Anna KhakeeElle a rejoint le Département des relations internationales de l’Université de Malte en 2011. Elle est directrice du Réseau d’action humanitaire (NOHA) depuis 2014. Avant sa nomination, elle a travaillé comme chercheuse senior au Graduate Institute (IHEID) à Genève, en Suisse et pendant plusieurs années en tant que consultant pour des think tanket des organisations internationales, comme le Centre norvégien de consolidation de la paix (FRIDE), le Centre pour le contrôle démocratique des forces armées (DCAF) et le Programme des Nations unies pour le développement (PNUD). Elle est titulaire d’un doctorat en science politique et relations internationales de l’IHEID. Elle a publié de nombreux articles, notamment dans le Journal of North African Studies, dans Mediterranean Politics, Mediterranean Quarterly, Communist and Post-Communist Studiesou East European Politics and Societies.

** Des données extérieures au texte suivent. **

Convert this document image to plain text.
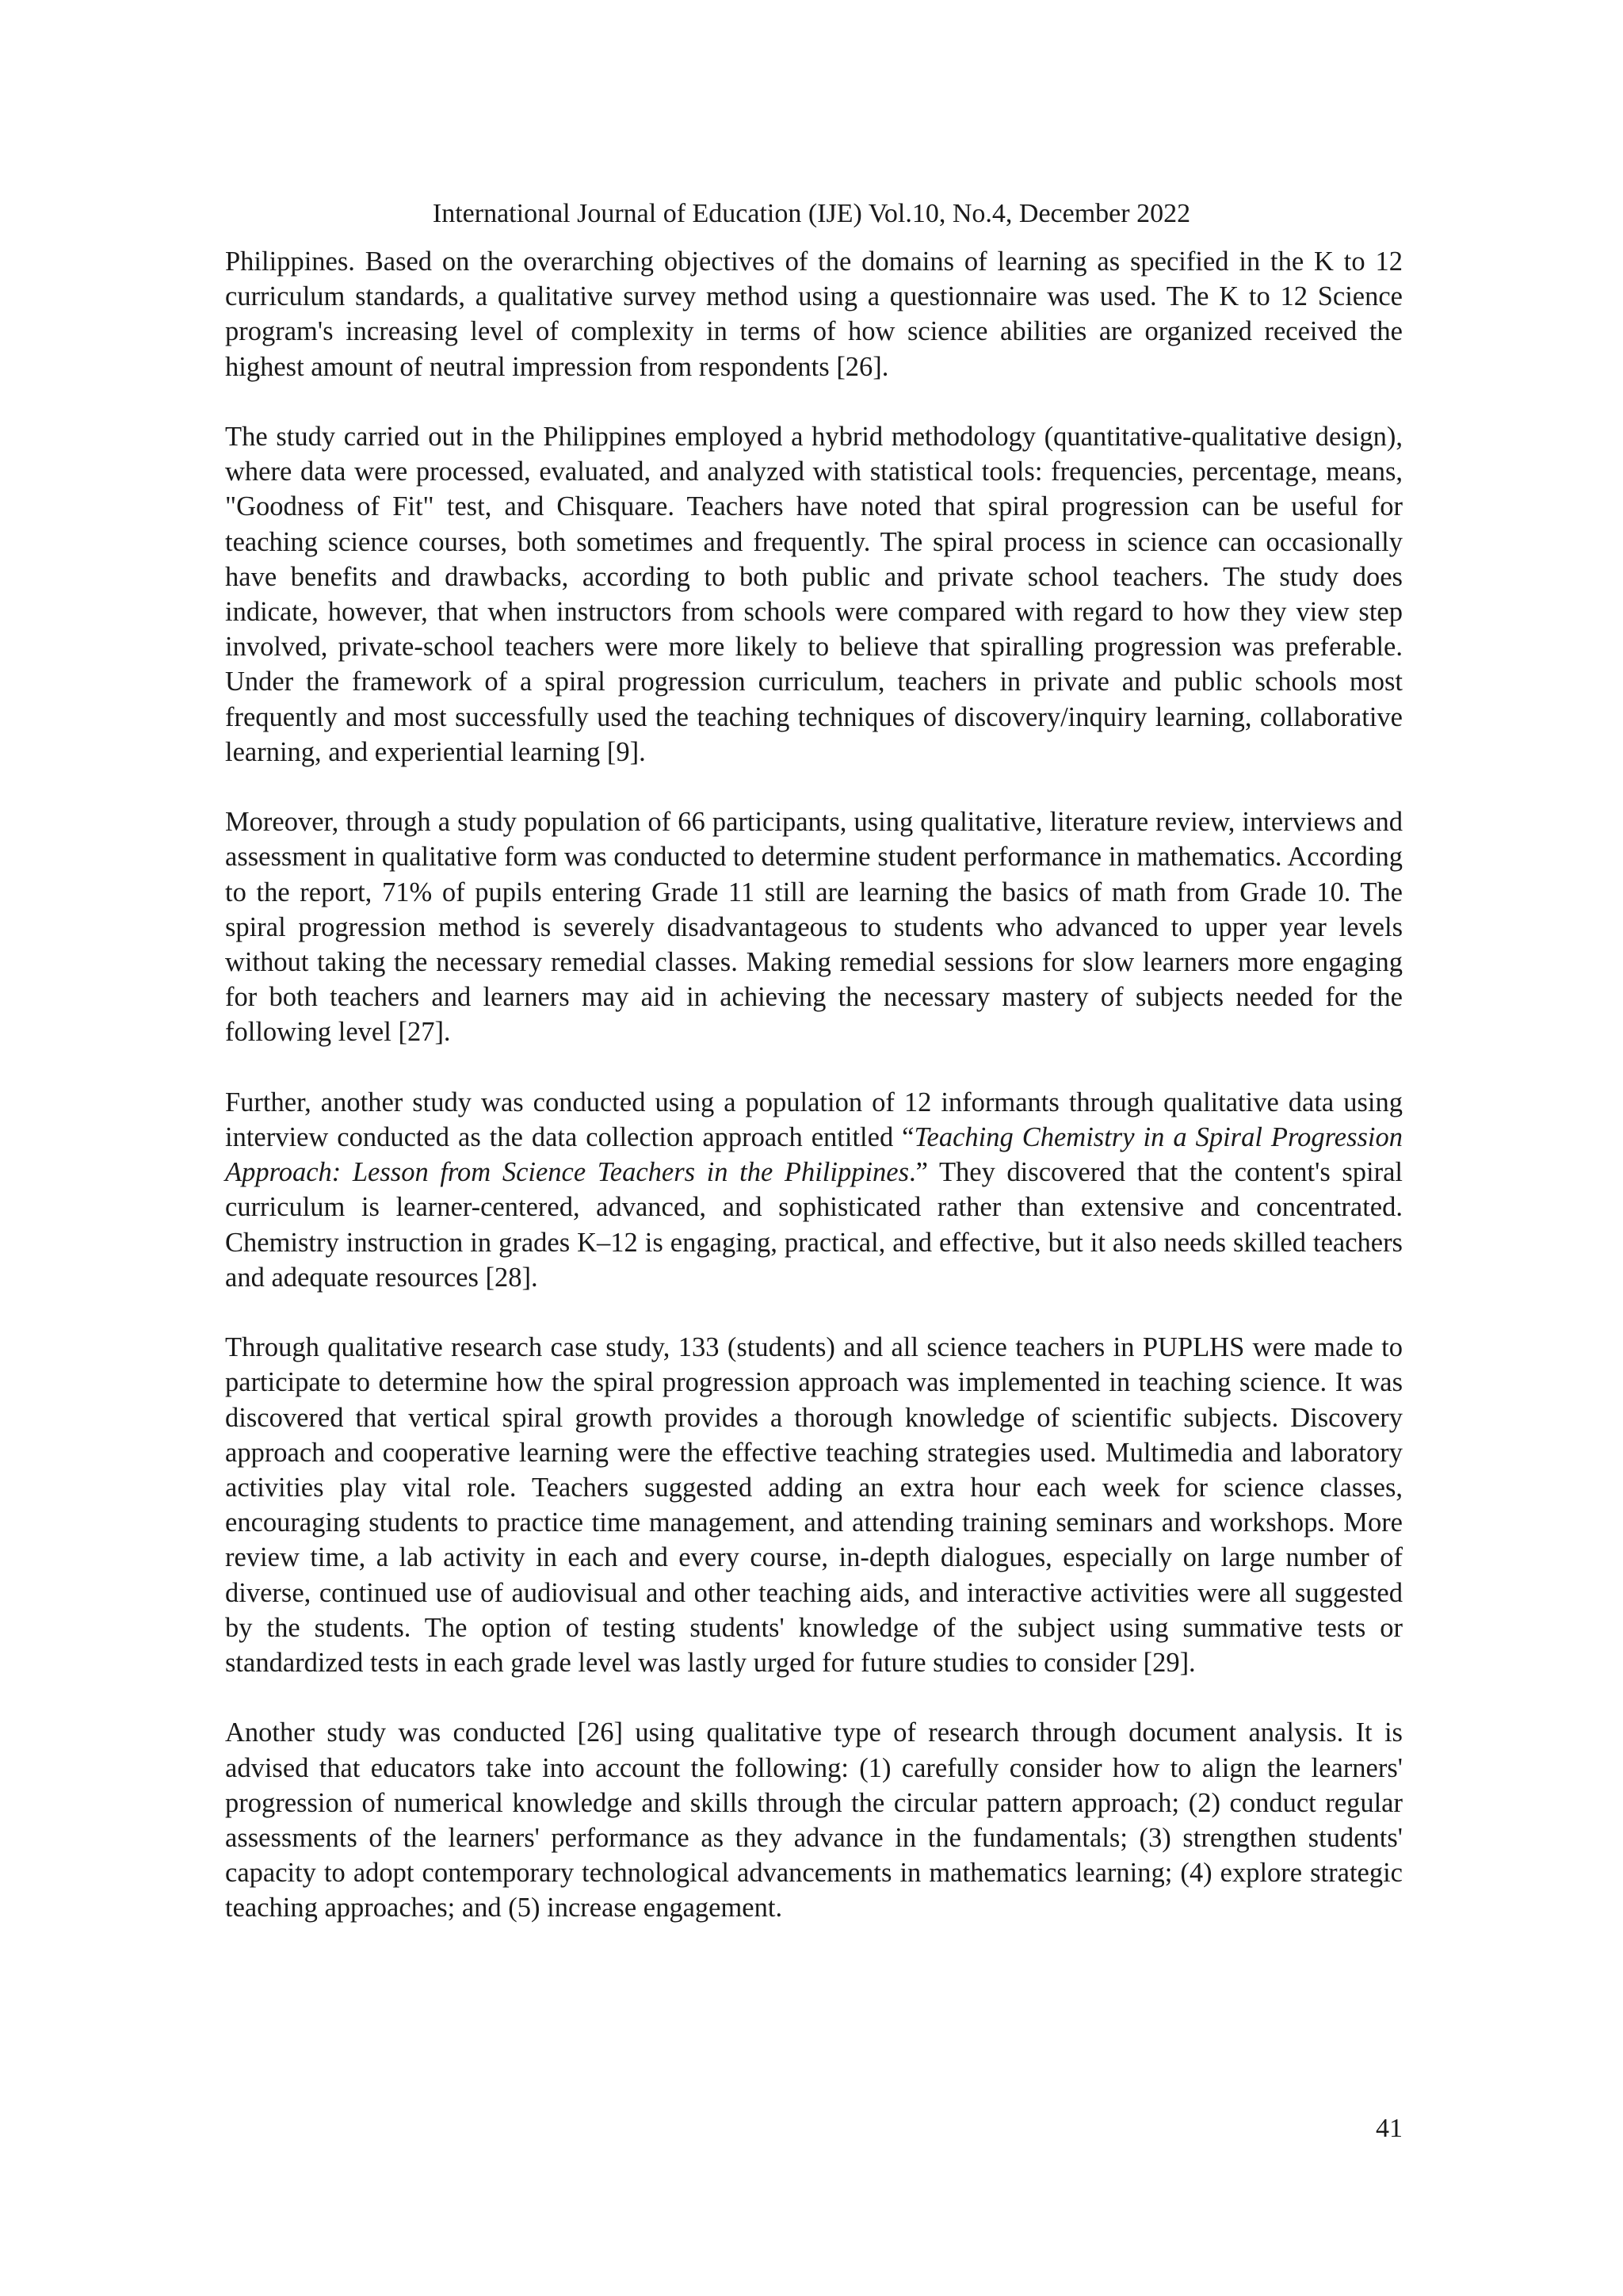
International Journal of Education (IJE) Vol.10, No.4, December 2022

Philippines. Based on the overarching objectives of the domains of learning as specified in the K to 12 curriculum standards, a qualitative survey method using a questionnaire was used. The K to 12 Science program's increasing level of complexity in terms of how science abilities are organized received the highest amount of neutral impression from respondents [26].

The study carried out in the Philippines employed a hybrid methodology (quantitative-qualitative design), where data were processed, evaluated, and analyzed with statistical tools: frequencies, percentage, means, "Goodness of Fit" test, and Chisquare. Teachers have noted that spiral progression can be useful for teaching science courses, both sometimes and frequently. The spiral process in science can occasionally have benefits and drawbacks, according to both public and private school teachers. The study does indicate, however, that when instructors from schools were compared with regard to how they view step involved, private-school teachers were more likely to believe that spiralling progression was preferable. Under the framework of a spiral progression curriculum, teachers in private and public schools most frequently and most successfully used the teaching techniques of discovery/inquiry learning, collaborative learning, and experiential learning [9].

Moreover, through a study population of 66 participants, using qualitative, literature review, interviews and assessment in qualitative form was conducted to determine student performance in mathematics. According to the report, 71% of pupils entering Grade 11 still are learning the basics of math from Grade 10. The spiral progression method is severely disadvantageous to students who advanced to upper year levels without taking the necessary remedial classes. Making remedial sessions for slow learners more engaging for both teachers and learners may aid in achieving the necessary mastery of subjects needed for the following level [27].

Further, another study was conducted using a population of 12 informants through qualitative data using interview conducted as the data collection approach entitled “Teaching Chemistry in a Spiral Progression Approach: Lesson from Science Teachers in the Philippines.” They discovered that the content's spiral curriculum is learner-centered, advanced, and sophisticated rather than extensive and concentrated. Chemistry instruction in grades K–12 is engaging, practical, and effective, but it also needs skilled teachers and adequate resources [28].

Through qualitative research case study, 133 (students) and all science teachers in PUPLHS were made to participate to determine how the spiral progression approach was implemented in teaching science. It was discovered that vertical spiral growth provides a thorough knowledge of scientific subjects. Discovery approach and cooperative learning were the effective teaching strategies used. Multimedia and laboratory activities play vital role. Teachers suggested adding an extra hour each week for science classes, encouraging students to practice time management, and attending training seminars and workshops. More review time, a lab activity in each and every course, in-depth dialogues, especially on large number of diverse, continued use of audiovisual and other teaching aids, and interactive activities were all suggested by the students. The option of testing students' knowledge of the subject using summative tests or standardized tests in each grade level was lastly urged for future studies to consider [29].

Another study was conducted [26] using qualitative type of research through document analysis. It is advised that educators take into account the following: (1) carefully consider how to align the learners' progression of numerical knowledge and skills through the circular pattern approach; (2) conduct regular assessments of the learners' performance as they advance in the fundamentals; (3) strengthen students' capacity to adopt contemporary technological advancements in mathematics learning; (4) explore strategic teaching approaches; and (5) increase engagement.

41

La déflagration sanitaire, sociale et politique que représente la pandémie actuelle doit-elle amener les humanitaires à s’émanciper du principe de neutralité ? C’est une réponse fermement positive que l’auteure apporte ici à cette question. Anna Khakee estime que les ONG humanitaires doivent prendre parti afin de ne pas être instrumentalisées en contribuant seulement à revenir au statu quo ante.

Des gens meurent, connaissent la faim et se retrouvent démunis à cause de la Covid-19. Partout dans le monde, le confinement des sociétés a d’abord été une décision humanitaire prise dans l’objectif de sauver des vies. Néanmoins, cet article défend l’idée que les acteurs du secteur humanitaire devraient prendre garde à ne pas considérer la situation principalement, ou même essentiellement, comme une urgence humanitaire. Aujourd’hui, dans l’hémisphère nord, une résistance active et forte s’oppose aux interventions de santé publique purement humanitaires visant à répondre à la crise. Des voix s’élèvent haut et fort pour exprimer leurs inquiétudes au sujet des inégalités sociales, ethniques et économiques et du déséquilibre entre les habitats humains et naturels qui sous-tendent la crise. Et ces voix appellent à un remaniement complet plutôt qu’à un réajustement des structures dominantes. Aucune raison ne justifie que ce débat ne soit au moins aussi vif dans les pays de l’hémisphère sud et leur voisinage. Cependant, jusqu’à présent, et bien que des voix s’élèvent également dans l’hémisphère sud, nous attendons encore que ce débat foncièrement politique se mette à résonner plus fort, au-delà du clivage nord-sud. Ici, le rôle des acteurs du secteur humanitaire sera crucial, car ils peuvent aussi bien favoriser qu’entraver la discussion. Dans le contexte politique actuel, étant donné le rôle majeur qu’ils jouent dans la définition du discours relatif aux relations nord-sud, ils devraient être conscients du fait que toute réponse humanitaire avant tout technique et axée sur la santé publique (et prétendument apolitique) revêt en réalité une connotation politique forte. En d’autres mots, dans le monde actuel de l’après-Covid-19, la neutralité de l’action humanitaire – qui n’est jamais une chose simple à mettre en place – est un terrain miné. 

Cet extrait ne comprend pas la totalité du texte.